Poi il trucco: si vabbé, ogni tanto un po’ di ombretto e eyeliner ci scappa, ma niente piú trucco quasi completo di un tempo. E chi ce la fa con un bimbo appeso ad una gamba e l’altro in braccio? Ho trovato un’ottima crema colorata per il contorno occhi che funge anche da copriocchiaie, idem per il viso, cosí si protegge la pelle e si nasconde il colorito da Gollum, e, se ci scappa, un pochino di mascara nero per dare un’aria leggermente piú sveglia. Nelle sere di festa, il lucidalabbra.

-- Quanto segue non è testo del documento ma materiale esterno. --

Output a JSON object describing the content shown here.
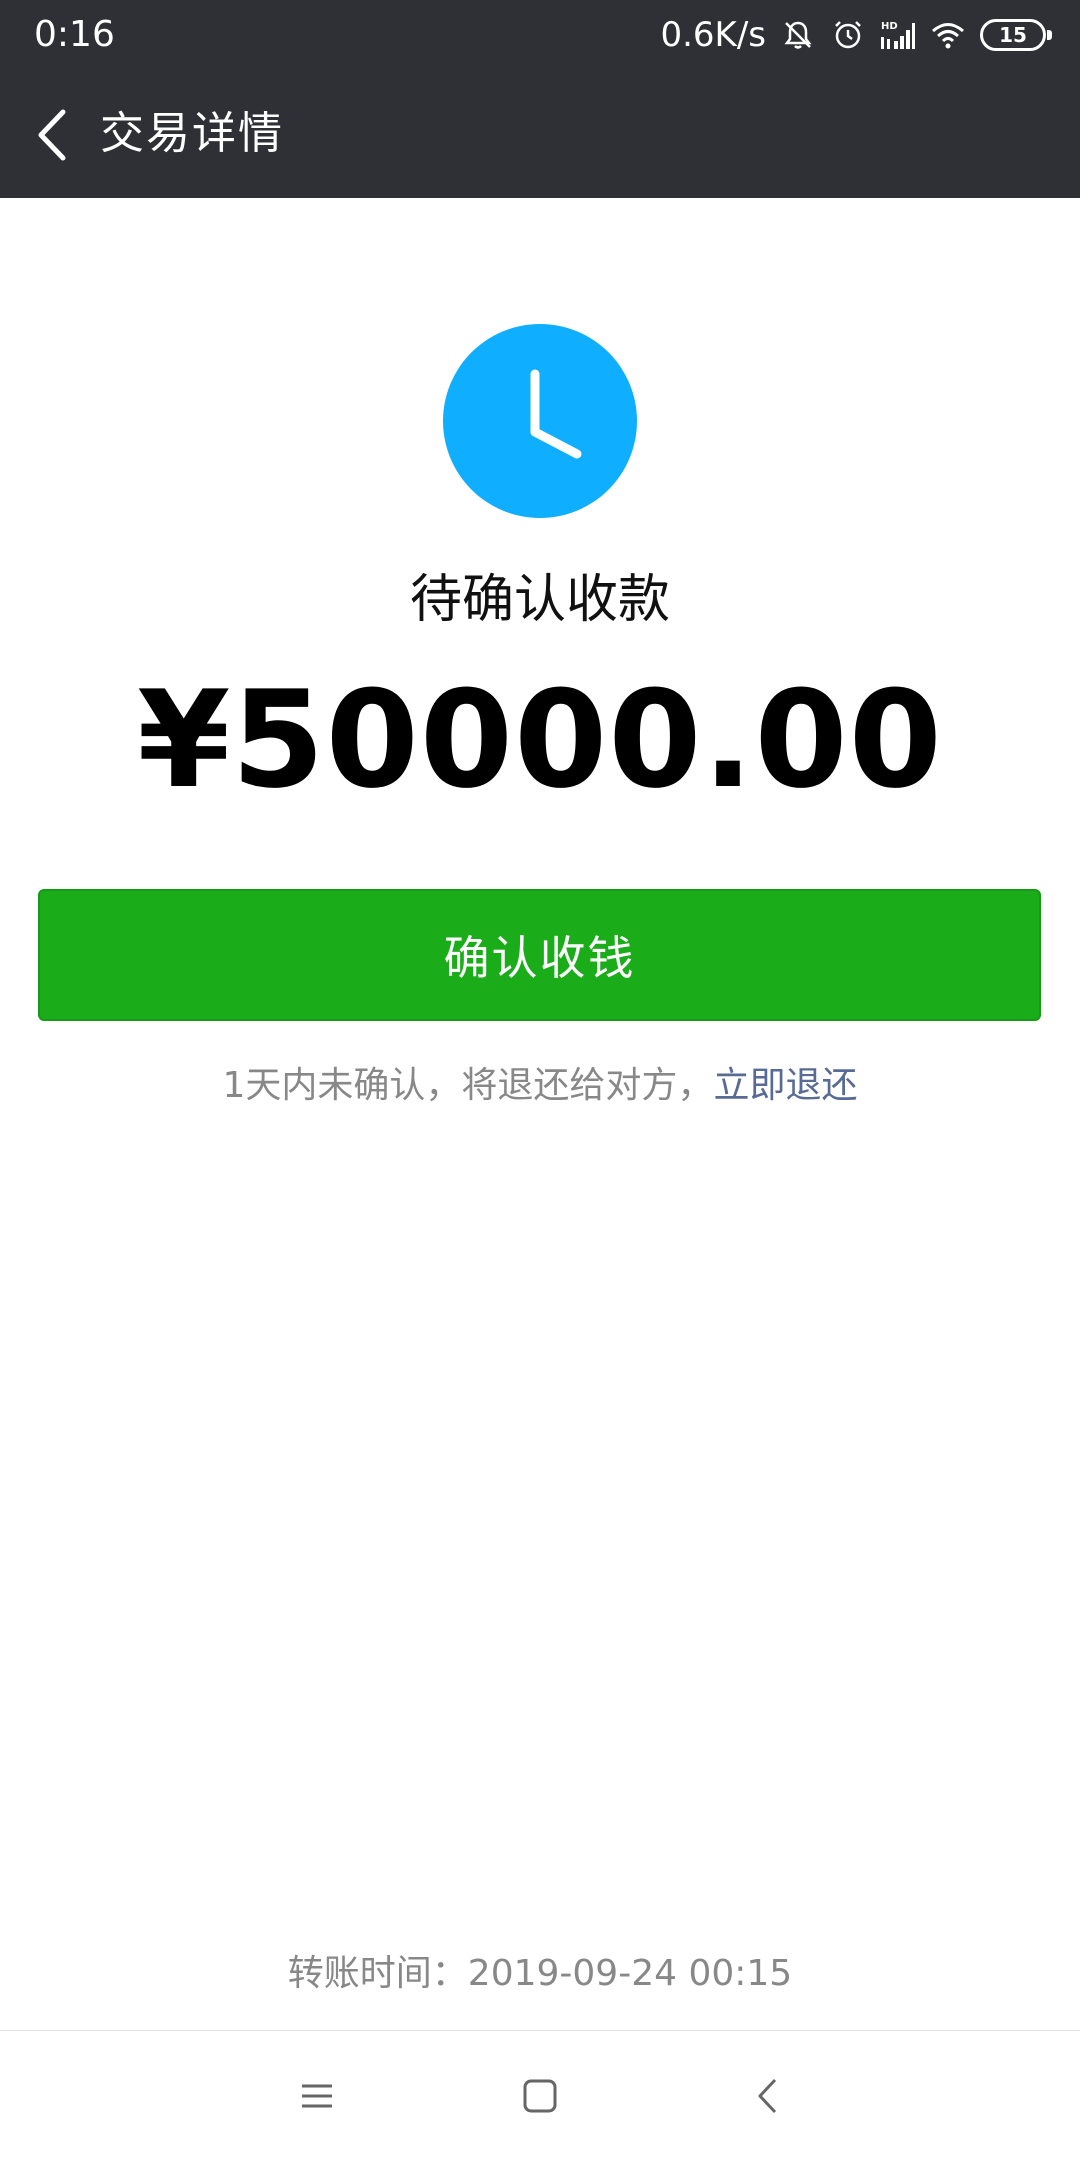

E qui mi concedo un piccolo excursus. Qualche tempo fa ho fatto ordine tra i vecchi cosmetici, trovando finalmente il coraggio di buttarne alcuni. C’erano ancora i mascara colorati blu e verdi dell’adolescenza, il primo ombretto comprato con la paghetta in prima liceo, la matita verde acqua presa ai grandi magazzini di Parigi perché “si intonava bene con i miei occhi”, il quotatissimo rossetto rosso scuro 419 della rimmel che ci passavamo nei bagni dell’università. É stato tenero, malinconico e difficile, anche se ero perfettamente consapevole che il mio viso non avrebbe mai piú indossato quella tavolozza improbabile di colori, ma ho trovato il coraggio di buttare quasi tutto, prima che irrancidisse completamente. Peró che strano pensare che questo di oggi è il futuro che io sognavo con il 419 perso tra i manuali di matemarica, un lavoro che mi piacesse, un uomo favoloso da amare, una famiglia. Fine excursus.

Per i vestiti, vedremo piú avanti, quando avró perso questi benedetti ultimi 3 kg. Ultimamente mi sono un po’ troppo appiattita su tute e maglioni larghi, ma sto in casa e voglio stare comoda. Sicuramente un occhio va dato ai tessuti. Niente golfini pelosini e delicati, niente magliettine traforate, insomma, niente che non possa andare in lavatrice al primo rigurgitino o abbraccio inzaccherato.

Rimangono le scarpe. Sotto il letto ho un paio di sabot neri con cinturini incrociati e tacco da 11 centimetri. Già, un tempo portavo spesso scarpe con il tacco piú o meno alto. Credo che prepareró loro un altarino in un angolo dell’armadio in onore dei penati e dei tempi passati. La mia schiena e il mio equilibrio non mi consentono ormai nulla di piú alto di un paio di centimetri con un bimbo in braccio. Quindi via libera alle ballerine, ne ho già comprato due paia la scorsa estate, e agli stivali, che adoro, ma bassi. I tacchi, anche quelli, li conserveró per tirarli fuori ogni tanto e ricordarmi la gioventú spensierata. Anche se devo dire che sono molto piú felice ora, e non mi mancheranno troppo.

E voi, amiche mamme, come avete cambiato il vostro look da quando avete prole?